Sejarawan Islam yang besar, yaitu Muhammad bin Ishaq bin Yasar bin Jabbar (lahir pada tahun 85 H), adalah pioner dalam penulisan sirah Nabi Saw. Ia telah menulis kitab terbesar yang berisi tentang sirah tokoh terbesar dalam sejarah, yaitu Nabi Muhammad Saw, dalam kitabnya yang bernama Sirah Ibn Ishaq. Setelah itu, diikuti oleh Ibn Hisyam yang menulis sesuai metodologinya sebuah kitab baru tentang sirah Nabi Saw., yang ia namakan Sirah Ibn Hisyam.

Namun sebenarnya sebelum masa Abasiyah I, yaitu pada masa Umar bin Abdul Aziz, Khalifah Umayyah, telah memberikan tanda start bagi permulaan fase yang penting dalam fase-fase kebudayaan Islam. Fase ini merupakan fase pembukuan (kodifikasi) semua segi keislamaan, terutama yang berhubungan dengan sirah Nabi Saw. Dimulai dengan pembukuan hadits Nabi SAW dan dilanjutkan dengan topik-topik sirah Nabi Saw dan topik fiqih dan keagamaan lainnya yang digarap oleh para penulis dan pengarang.
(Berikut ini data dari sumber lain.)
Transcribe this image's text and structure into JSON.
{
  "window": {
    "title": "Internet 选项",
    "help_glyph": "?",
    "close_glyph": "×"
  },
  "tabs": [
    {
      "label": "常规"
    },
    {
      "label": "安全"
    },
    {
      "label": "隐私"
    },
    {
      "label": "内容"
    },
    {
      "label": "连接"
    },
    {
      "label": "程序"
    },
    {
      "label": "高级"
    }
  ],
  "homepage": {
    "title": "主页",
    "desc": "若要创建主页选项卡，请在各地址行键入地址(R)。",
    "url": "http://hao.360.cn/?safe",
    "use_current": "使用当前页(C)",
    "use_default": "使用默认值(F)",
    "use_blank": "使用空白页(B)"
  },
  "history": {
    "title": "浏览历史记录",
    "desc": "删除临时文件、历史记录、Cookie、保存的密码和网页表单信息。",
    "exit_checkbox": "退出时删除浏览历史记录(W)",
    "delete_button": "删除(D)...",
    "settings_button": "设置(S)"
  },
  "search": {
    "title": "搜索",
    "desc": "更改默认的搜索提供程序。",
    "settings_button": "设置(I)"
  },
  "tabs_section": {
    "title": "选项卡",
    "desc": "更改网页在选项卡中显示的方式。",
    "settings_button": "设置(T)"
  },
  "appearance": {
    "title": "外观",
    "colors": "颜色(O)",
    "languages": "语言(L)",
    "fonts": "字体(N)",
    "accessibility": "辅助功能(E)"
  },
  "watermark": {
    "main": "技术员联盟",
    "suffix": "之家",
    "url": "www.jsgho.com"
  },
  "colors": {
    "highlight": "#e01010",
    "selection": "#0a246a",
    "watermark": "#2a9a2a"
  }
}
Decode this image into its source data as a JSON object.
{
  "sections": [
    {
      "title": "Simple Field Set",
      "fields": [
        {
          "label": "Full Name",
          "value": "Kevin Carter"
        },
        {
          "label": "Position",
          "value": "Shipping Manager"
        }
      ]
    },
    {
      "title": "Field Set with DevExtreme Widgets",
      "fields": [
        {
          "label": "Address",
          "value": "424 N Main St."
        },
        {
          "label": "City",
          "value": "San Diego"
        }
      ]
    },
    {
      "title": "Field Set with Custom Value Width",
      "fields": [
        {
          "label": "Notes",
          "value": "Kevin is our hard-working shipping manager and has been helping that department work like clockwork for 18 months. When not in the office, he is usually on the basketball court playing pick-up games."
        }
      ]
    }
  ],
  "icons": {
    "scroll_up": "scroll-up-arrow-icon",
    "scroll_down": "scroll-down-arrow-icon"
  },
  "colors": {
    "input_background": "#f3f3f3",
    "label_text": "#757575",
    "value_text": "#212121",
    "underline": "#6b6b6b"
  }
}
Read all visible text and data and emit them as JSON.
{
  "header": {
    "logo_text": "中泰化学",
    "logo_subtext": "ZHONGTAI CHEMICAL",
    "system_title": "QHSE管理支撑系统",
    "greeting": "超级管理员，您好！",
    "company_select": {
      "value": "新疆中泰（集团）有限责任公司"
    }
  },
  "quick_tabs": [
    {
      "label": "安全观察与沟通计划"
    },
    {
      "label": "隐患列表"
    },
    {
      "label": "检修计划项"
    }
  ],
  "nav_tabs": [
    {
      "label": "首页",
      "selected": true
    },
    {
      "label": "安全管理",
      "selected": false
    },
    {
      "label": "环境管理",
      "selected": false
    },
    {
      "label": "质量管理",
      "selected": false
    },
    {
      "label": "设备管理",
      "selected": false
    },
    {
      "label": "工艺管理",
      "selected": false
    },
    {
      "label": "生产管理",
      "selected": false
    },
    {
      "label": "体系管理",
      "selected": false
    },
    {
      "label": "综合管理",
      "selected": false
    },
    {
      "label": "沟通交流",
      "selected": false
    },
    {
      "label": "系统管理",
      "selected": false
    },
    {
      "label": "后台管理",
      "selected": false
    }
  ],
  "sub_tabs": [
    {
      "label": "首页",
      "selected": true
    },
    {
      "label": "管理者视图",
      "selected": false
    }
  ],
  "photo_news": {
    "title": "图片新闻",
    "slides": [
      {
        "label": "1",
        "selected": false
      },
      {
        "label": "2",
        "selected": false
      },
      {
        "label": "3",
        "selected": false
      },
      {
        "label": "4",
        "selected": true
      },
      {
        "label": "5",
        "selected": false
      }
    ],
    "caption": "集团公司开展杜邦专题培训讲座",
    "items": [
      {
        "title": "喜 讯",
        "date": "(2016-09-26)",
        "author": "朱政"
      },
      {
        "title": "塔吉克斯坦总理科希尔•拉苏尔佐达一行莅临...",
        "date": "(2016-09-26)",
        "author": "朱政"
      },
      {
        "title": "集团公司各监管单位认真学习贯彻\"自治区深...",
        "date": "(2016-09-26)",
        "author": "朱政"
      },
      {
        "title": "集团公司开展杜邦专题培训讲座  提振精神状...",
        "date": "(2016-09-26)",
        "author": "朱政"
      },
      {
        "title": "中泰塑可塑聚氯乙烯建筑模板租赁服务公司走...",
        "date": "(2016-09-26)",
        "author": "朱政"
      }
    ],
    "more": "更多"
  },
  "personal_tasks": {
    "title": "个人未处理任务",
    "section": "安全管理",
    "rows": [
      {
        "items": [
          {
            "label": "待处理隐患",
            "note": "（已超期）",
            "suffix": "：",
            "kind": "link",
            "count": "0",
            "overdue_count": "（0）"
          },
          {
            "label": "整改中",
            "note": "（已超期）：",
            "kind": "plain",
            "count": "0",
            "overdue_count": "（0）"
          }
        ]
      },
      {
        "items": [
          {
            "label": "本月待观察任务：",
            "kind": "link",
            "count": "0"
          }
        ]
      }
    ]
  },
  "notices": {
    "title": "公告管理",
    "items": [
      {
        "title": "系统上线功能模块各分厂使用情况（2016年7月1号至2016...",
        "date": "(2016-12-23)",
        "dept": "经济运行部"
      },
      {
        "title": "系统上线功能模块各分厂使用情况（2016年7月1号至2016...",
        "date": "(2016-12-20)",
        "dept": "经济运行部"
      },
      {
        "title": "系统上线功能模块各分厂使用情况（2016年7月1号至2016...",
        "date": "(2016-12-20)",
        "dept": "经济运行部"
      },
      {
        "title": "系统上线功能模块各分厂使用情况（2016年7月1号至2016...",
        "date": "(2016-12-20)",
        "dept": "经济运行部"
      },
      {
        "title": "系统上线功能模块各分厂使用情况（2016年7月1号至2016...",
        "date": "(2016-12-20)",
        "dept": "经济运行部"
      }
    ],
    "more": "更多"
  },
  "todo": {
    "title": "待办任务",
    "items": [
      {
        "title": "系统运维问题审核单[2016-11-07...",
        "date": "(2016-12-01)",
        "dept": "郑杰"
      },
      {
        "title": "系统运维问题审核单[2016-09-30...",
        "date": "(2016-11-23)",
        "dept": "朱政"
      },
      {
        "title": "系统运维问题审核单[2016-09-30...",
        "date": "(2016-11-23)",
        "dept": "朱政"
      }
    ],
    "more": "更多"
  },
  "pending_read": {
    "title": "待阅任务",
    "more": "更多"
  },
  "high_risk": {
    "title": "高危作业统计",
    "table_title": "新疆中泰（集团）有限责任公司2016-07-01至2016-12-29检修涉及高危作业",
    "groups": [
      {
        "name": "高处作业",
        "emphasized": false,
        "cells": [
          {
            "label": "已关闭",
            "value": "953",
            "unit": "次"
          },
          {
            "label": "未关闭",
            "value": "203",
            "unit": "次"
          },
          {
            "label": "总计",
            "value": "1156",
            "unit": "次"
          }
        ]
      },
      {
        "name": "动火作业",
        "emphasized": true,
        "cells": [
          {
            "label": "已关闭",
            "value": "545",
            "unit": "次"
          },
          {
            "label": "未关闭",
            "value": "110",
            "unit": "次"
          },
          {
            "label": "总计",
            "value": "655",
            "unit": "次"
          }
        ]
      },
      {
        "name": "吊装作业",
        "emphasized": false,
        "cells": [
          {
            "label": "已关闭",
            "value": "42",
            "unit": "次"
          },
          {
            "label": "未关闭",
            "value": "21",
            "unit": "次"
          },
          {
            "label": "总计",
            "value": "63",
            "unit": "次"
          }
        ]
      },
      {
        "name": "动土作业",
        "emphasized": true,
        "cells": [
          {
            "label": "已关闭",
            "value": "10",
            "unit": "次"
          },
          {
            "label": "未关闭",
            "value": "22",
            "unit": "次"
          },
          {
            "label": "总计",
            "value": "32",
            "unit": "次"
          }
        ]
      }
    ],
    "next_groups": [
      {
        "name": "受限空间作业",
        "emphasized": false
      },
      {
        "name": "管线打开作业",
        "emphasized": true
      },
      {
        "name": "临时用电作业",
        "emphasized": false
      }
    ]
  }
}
Pada masa Umar bin Abdul Aziz itulah muncul tokoh bernama Muhammad bin Syihab az-Zuhri (w. 124 H) yang mengumpulkan hadits-hadits Nabi Saw. dan megkodifikasinya. Maka semenjak itulah, para ulama’ pada masa itu terdorong untuk melakukan hal yang sama. Mereka ikut mengkodifikasi hadist atau sunnah dan yang berkaitan dengan Nabi Saw, berupa berita-berita, dari mana pun sumbernya, yang tak terbatas pada masa risalah, namun juga mencakup.kehidupan Nabi Saw. semenjak kelahirannya, bahkan sebelum kelahiran beliau. Setelah itu, ada orang yang melakukan penulisan tentang apa yang diriwayatkan dalam topik tertentu, seperti peperangan dan sejarah kehidupan, yang juga mencakup segi-segi kehidupan Nabi Saw. secara tidak langsung. (Hanafi Muhallawi, Amakin Masyhurah fi Hayati Muhammad SAW, hal. 10.).

Sejarawan Islam yang besar, yaitu Muhammad bin Ishaq bin Yasar bin Jabbar (lahir pada tahun 85 H), adalah pioner dalam penulisan sirah Nabi Saw.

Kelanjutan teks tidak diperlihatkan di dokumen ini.